Marek and I decided to build a business around Tuist — something I’m deeply excited about, but that also came with a new emotional landscape I had to learn to navigate. When Tuist was a hobby, I placed very few expectations on myself. But once it became a business, I started imposing expectations that brought a flood of emotions: What if it fails? What if we don’t succeed in executing the vision? These questions made me uncomfortable and, at times, stole some of the joy. The shift also introduced me to a set of dynamics very different from those in a free, open, community-driven project. I guess those feelings are natural, but they added to the emotional baggage I was already carrying. Again, I never learned how to deal with this kind of emotional weight.

When I look for stories from others who’ve gone through similar transitions — especially founders — I find almost nothing. Most public conversations focus on success stories and funding rounds. I can’t imagine doing all of this alone, so I’m grateful Marek and I are pushing through it together.

As if that wasn’t enough, I topped off the glass with a running accident that led to a knee dislocation, torn ligaments, and a nerve injury — something that could have left me with a permanent foot disability. The aftermath forced me to navigate the German healthcare system, and I felt abandoned by it. No one emphasized the severity of the injury. Some suggested I just forget about it and move on, and one even told my wife she should cook healthy meals so I could lose weight. It was tough — very tough. I pushed and pushed until I got my first surgery in Barcelona (which I paid for myself), stayed there for a month, and scheduled a second surgery for September. Thankfully, I could afford it — but it shouldn’t have been that way.

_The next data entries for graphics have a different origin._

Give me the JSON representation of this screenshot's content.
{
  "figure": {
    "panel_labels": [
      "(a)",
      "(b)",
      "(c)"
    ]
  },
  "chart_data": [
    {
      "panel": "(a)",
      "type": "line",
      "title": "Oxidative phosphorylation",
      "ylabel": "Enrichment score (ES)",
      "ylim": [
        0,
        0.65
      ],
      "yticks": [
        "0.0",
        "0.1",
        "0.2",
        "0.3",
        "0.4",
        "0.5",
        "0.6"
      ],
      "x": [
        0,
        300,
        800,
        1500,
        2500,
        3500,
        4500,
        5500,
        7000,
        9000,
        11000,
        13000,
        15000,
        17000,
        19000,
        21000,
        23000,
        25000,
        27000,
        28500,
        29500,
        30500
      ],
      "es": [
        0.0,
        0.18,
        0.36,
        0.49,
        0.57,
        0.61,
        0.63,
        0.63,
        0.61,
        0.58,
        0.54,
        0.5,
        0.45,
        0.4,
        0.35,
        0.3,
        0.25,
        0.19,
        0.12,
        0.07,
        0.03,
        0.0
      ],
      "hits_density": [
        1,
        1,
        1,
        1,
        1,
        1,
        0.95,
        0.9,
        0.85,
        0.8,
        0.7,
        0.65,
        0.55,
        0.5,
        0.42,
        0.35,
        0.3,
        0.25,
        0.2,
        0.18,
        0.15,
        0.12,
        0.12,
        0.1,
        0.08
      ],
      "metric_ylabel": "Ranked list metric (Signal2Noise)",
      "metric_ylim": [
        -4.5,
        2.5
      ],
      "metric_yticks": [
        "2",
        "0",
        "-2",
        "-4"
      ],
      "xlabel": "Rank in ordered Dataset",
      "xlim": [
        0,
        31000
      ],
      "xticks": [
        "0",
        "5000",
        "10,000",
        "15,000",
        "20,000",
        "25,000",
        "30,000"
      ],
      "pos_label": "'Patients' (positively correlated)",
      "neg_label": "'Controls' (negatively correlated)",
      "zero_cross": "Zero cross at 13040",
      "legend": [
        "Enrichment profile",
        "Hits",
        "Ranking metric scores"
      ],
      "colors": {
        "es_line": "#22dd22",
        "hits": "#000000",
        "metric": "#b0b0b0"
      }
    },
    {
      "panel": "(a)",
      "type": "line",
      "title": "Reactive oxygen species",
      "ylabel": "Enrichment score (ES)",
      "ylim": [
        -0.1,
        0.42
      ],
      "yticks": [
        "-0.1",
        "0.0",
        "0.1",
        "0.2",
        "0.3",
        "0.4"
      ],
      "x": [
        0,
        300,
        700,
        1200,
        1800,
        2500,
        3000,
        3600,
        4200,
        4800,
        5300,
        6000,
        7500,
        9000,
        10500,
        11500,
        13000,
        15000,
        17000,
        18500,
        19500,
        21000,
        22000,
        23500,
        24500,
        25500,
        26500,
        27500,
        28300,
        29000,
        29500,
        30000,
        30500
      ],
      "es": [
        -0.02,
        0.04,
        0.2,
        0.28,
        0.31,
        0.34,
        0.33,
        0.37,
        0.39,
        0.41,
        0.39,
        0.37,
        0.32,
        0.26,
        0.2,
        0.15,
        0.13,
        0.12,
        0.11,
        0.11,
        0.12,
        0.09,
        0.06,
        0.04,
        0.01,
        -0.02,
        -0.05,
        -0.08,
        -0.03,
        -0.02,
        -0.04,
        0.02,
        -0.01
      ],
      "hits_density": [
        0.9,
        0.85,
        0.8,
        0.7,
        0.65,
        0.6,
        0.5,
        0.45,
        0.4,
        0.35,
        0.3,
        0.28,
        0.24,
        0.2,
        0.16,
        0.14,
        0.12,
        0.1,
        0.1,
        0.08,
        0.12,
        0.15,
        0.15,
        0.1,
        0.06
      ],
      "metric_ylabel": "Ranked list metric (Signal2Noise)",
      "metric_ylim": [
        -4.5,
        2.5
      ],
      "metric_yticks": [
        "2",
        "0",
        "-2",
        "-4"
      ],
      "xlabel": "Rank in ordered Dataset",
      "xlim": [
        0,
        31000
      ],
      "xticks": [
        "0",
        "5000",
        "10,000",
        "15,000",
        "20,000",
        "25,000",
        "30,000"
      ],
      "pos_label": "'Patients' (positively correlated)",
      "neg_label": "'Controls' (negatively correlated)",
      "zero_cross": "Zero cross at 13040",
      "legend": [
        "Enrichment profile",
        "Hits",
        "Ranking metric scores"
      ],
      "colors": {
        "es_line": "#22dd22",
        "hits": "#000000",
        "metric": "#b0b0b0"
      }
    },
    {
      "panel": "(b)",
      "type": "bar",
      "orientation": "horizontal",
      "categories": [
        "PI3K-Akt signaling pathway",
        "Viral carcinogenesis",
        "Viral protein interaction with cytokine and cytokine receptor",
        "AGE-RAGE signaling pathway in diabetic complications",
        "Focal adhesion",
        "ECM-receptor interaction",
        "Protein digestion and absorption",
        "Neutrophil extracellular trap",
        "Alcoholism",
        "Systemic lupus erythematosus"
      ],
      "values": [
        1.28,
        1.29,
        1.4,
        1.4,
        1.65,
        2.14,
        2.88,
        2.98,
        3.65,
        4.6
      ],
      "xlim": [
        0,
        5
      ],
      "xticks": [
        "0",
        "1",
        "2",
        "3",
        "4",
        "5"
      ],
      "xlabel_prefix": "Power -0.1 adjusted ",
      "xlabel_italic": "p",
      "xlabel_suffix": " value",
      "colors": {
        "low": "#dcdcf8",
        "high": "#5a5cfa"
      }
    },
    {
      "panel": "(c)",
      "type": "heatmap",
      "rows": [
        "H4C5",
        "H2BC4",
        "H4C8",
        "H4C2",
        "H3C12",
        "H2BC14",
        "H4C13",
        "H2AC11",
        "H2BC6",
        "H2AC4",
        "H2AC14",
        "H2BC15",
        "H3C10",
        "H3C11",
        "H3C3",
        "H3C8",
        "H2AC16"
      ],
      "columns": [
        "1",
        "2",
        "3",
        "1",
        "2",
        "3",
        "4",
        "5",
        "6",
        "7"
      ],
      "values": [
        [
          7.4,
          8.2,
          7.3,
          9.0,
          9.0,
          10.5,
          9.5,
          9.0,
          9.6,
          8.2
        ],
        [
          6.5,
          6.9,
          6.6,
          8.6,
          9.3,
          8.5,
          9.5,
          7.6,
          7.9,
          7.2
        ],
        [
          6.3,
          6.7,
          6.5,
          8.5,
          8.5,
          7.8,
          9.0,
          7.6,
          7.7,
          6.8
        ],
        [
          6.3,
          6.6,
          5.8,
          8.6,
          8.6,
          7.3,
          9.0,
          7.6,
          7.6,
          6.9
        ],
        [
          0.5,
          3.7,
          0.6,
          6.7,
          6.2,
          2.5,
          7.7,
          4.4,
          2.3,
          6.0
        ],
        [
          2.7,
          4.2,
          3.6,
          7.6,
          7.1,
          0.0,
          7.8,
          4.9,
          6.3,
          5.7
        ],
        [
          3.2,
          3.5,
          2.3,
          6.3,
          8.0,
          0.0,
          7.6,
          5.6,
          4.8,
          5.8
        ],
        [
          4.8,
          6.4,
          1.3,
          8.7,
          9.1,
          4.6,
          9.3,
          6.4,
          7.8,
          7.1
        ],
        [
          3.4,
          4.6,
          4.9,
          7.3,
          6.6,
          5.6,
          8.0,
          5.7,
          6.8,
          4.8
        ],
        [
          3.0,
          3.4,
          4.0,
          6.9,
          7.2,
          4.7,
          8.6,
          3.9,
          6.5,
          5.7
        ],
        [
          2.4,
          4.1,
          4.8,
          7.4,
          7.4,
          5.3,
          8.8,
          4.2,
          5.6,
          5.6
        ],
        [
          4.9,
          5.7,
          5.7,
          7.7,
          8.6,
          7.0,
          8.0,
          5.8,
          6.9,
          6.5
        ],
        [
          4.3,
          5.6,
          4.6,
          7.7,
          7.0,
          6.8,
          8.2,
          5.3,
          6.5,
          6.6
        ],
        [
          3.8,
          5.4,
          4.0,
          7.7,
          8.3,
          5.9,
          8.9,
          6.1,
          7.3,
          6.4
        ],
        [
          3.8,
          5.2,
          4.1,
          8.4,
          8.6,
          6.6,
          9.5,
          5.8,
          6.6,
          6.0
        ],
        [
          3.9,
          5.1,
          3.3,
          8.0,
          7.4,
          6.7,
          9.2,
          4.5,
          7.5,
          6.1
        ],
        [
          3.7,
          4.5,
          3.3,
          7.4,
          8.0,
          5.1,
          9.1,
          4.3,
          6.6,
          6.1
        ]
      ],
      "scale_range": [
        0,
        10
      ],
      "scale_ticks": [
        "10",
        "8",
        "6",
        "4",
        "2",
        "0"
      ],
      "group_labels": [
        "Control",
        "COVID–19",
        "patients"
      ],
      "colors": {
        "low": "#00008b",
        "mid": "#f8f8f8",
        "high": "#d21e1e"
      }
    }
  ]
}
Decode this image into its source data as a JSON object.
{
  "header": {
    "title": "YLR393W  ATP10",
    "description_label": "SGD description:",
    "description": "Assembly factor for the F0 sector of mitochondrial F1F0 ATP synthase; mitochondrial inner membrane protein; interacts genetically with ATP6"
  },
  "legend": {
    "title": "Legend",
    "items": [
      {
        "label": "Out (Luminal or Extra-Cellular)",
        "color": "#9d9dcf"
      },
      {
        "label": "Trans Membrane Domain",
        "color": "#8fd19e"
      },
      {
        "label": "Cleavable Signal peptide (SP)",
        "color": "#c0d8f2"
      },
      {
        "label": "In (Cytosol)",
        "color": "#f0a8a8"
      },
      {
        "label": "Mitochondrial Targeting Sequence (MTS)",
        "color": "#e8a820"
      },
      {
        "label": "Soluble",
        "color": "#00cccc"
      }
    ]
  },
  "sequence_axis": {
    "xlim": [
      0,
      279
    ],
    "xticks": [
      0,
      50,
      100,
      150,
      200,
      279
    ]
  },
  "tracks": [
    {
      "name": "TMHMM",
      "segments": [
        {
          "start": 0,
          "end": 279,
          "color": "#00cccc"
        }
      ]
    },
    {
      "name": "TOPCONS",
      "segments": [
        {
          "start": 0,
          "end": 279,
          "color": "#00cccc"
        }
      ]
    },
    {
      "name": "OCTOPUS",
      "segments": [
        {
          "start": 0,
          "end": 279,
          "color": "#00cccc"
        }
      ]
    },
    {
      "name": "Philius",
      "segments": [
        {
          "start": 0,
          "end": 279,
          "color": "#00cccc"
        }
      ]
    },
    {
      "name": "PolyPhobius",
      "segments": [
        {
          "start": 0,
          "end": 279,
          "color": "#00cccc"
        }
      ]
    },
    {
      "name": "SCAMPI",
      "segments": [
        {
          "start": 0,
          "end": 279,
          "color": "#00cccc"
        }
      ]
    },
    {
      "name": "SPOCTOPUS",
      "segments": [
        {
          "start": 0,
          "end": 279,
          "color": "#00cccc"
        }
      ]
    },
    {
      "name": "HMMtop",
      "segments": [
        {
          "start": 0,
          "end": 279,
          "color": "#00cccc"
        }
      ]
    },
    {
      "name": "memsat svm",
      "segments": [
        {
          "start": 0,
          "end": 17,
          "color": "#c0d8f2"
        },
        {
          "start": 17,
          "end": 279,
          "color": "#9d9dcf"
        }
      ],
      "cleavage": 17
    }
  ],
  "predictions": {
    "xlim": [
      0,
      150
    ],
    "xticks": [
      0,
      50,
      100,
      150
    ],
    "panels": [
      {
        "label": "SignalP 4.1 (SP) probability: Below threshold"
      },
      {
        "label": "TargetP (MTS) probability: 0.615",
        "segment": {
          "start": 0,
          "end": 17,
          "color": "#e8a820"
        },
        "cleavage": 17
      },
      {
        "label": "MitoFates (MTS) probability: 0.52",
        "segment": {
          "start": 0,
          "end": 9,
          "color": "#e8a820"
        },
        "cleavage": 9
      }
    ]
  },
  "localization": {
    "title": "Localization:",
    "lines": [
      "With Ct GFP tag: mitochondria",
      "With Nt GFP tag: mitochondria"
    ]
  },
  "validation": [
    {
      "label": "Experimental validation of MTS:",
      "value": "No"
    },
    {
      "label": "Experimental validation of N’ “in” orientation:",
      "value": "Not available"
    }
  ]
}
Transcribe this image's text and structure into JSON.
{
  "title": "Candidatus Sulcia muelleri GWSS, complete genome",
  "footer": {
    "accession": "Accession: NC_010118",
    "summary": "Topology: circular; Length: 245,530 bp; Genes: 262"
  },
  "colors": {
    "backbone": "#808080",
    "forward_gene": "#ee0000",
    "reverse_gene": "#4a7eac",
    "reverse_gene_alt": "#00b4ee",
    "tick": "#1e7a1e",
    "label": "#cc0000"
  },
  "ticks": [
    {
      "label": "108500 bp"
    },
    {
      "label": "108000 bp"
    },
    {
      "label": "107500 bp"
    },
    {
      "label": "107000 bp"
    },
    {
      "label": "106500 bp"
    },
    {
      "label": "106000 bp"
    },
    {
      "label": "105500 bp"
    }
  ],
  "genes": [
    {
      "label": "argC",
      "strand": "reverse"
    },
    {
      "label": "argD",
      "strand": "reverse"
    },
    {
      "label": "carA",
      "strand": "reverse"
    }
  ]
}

So here I am, dealing with anxiety bursts. If you see me exhausted, quiet, or not being the social, extroverted Pedro you’re used to — that’s why. I’m working on it, and I’m optimistic that I’ll come through this stronger.

My emotional chapter at Shopify is over. It was rough, but I learned a lot about myself through an emotional lens. My nerve is recovering, my ligaments are eager for reconstruction, and we’ve built the best team we could have imagined to build something amazing for app developers. What more could I ask for?

Please, listen to yourself. Slow down. Give yourself time to be present. The world — especially the tech industry — moves fast, but you don’t have to. That speed isn’t natural to life. Aligning yourself with life’s rhythms gives you the clarity and space to take care of yourself.